PHNOM PENH —
The government on Thursday increased the minimum wage for garment workers from $140 to $153 per month, concluding three months of negotiations with labor groups and industry representatives.
However, the figure fell far short of the $171 per month requested by unions.
The 28-member Labor Advisory Council met on Thursday afternoon to choose between the unions’ suggestion, the $147 proposed by employers, and the government’s recommendation of $148.
The council settled on the government’s figure, which was then increased by $5 per month by the intervention of Prime Minister Hun Sen. The new wage will come into effect in January 2017.
Following the closed-door vote, Labor Minister Ith Sam Heng said the decision struck a fair balance between the demands of workers and employers.
“I call on all to accept the proposal because it has become the norm and we all have to implement it and call for enterprises and establishments to implement it from January”, he said.

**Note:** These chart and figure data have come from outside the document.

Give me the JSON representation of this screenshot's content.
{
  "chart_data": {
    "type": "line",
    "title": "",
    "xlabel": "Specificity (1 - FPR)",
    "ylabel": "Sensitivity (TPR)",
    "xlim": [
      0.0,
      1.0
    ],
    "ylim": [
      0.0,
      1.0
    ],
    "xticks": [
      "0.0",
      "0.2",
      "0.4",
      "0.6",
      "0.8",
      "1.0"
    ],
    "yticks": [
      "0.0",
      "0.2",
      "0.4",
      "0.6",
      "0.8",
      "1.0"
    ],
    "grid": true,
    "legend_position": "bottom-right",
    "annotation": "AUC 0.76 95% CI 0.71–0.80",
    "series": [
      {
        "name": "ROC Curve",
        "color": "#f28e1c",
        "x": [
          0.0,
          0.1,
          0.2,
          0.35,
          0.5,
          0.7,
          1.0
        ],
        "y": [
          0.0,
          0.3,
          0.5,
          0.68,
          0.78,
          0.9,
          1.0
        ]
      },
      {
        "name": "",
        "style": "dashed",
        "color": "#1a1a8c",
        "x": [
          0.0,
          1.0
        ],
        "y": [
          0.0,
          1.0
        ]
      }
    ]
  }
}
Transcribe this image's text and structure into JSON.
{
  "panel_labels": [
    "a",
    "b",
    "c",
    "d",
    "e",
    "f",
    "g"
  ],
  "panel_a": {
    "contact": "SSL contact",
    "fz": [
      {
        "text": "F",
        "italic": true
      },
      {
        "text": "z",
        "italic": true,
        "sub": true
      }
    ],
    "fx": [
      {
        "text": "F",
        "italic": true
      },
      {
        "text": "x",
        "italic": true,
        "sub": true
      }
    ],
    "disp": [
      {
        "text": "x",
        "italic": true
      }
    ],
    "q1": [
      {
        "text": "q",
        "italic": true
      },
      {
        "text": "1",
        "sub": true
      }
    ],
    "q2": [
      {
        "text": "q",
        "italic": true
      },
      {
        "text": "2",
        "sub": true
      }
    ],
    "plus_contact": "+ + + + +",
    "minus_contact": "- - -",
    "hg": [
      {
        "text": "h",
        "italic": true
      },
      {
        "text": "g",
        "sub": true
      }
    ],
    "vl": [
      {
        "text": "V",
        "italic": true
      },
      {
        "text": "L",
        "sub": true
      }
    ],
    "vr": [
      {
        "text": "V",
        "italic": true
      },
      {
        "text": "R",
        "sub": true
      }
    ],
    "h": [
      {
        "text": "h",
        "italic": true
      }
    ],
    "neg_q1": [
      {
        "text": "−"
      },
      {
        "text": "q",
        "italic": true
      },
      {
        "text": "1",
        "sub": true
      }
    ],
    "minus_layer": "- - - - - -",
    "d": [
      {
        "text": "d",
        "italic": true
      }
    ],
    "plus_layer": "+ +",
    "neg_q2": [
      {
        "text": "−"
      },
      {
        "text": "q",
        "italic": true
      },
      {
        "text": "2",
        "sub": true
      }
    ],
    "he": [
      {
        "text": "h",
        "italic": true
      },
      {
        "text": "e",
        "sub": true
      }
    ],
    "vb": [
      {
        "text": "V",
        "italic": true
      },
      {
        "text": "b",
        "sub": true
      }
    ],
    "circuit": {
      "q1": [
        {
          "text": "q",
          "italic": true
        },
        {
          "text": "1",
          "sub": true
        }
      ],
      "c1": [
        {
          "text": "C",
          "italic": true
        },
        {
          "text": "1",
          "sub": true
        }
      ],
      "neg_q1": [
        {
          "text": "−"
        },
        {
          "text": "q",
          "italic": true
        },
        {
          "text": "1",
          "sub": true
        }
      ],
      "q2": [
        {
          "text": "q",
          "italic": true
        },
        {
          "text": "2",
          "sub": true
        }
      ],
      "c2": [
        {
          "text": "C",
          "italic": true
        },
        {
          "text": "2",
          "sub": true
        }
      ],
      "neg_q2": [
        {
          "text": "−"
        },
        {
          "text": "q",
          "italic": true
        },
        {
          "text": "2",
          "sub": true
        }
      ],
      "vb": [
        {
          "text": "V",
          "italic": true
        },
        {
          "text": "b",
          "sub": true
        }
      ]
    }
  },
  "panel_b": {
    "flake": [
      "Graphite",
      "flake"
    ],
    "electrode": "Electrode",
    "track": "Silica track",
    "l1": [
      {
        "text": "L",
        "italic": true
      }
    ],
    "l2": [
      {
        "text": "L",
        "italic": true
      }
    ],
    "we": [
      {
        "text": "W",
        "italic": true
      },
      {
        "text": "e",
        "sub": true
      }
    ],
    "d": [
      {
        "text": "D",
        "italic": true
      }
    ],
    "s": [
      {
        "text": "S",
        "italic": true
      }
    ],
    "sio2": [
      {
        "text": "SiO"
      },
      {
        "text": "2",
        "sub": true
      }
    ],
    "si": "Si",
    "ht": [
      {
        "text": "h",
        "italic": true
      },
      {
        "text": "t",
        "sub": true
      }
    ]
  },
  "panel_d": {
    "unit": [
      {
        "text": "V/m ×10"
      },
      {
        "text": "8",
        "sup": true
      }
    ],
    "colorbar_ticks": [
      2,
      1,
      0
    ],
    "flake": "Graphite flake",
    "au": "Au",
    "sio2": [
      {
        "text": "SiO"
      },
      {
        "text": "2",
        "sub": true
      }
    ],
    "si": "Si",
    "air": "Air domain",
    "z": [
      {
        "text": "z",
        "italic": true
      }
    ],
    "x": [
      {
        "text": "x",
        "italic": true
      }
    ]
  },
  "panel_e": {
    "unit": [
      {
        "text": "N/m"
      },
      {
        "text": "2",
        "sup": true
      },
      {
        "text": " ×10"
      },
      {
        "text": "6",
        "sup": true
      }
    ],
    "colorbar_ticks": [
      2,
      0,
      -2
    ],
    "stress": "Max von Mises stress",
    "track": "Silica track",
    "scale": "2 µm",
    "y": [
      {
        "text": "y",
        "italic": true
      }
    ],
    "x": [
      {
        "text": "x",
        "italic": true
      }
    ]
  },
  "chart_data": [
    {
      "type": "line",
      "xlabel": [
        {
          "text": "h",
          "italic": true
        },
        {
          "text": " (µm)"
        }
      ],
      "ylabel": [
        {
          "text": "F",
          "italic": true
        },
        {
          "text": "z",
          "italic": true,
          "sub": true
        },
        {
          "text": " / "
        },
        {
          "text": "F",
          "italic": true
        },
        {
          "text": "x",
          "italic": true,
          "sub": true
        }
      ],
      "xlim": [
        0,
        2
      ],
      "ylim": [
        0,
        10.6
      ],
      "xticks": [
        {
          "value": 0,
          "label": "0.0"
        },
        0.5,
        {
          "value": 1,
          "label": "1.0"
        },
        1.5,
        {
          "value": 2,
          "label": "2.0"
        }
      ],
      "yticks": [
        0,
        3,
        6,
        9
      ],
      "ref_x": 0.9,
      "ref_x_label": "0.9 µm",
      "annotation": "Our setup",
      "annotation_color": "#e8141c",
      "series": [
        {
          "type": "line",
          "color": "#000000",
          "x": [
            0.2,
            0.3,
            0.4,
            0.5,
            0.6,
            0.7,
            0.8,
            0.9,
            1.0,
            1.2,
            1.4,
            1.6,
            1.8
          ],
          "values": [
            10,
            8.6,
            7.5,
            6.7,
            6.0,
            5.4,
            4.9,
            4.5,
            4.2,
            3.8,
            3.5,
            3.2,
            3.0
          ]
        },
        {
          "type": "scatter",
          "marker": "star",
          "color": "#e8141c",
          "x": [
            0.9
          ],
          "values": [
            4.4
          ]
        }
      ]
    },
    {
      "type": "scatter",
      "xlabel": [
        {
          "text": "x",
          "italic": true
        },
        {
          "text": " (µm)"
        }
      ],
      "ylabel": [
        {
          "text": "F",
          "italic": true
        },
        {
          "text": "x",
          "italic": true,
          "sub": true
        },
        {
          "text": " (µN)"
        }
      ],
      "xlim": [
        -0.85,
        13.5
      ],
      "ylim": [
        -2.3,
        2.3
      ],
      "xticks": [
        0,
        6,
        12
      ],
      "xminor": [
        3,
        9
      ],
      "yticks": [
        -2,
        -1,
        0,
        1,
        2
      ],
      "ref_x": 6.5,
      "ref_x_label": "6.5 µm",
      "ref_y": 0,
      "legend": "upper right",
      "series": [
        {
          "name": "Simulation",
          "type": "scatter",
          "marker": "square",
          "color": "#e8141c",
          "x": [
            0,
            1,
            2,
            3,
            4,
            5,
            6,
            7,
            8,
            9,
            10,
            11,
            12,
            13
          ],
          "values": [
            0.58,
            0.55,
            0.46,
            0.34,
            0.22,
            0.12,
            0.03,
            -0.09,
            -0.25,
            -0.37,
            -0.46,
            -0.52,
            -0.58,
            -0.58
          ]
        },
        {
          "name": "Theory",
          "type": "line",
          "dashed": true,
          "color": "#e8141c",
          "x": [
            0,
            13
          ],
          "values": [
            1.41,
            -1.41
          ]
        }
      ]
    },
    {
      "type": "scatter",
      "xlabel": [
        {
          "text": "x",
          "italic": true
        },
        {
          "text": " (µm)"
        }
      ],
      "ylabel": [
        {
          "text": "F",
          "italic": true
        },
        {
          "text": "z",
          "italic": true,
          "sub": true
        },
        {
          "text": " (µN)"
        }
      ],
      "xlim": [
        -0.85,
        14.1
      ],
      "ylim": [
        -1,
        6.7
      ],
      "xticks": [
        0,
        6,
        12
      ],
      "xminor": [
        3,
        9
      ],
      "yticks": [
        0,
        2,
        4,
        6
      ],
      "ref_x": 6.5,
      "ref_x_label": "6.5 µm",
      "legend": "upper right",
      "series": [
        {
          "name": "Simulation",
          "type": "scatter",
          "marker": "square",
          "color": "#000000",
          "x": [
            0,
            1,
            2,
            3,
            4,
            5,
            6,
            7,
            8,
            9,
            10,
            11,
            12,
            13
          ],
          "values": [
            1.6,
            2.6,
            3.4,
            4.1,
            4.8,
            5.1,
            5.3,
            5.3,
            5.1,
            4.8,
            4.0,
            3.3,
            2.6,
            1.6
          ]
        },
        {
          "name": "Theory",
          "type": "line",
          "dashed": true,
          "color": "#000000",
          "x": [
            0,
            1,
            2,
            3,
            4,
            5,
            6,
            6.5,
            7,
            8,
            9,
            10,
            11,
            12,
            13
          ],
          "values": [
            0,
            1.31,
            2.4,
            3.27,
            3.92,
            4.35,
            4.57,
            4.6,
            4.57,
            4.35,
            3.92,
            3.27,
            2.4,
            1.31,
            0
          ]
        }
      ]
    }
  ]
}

Nang Sothy, a representative of the Garment Manufacturer’s Association of Cambodia, said he hoped workers would be satisfied with the decision.
“I believe that with each year’s growth employers in the textile and footwear industries will be happy with it and next year we will increase it more,” he said.
However, union representatives were not as pleased, saying the rise was not in line with increases in living costs.
Ath Thorn, president of the Cambodian Labor Confederation, said that while his union would accept the decision, he could not speak for the country’s more than 600,000 garment workers.
“I think workers who want to protest will have some difficulties because recently we have seen restrictions from employers and the authorities,” he said.
Prior to violent garment strikes in 2013, which saw at least five people killed by government forces, the minimum wage was set at $100 per month.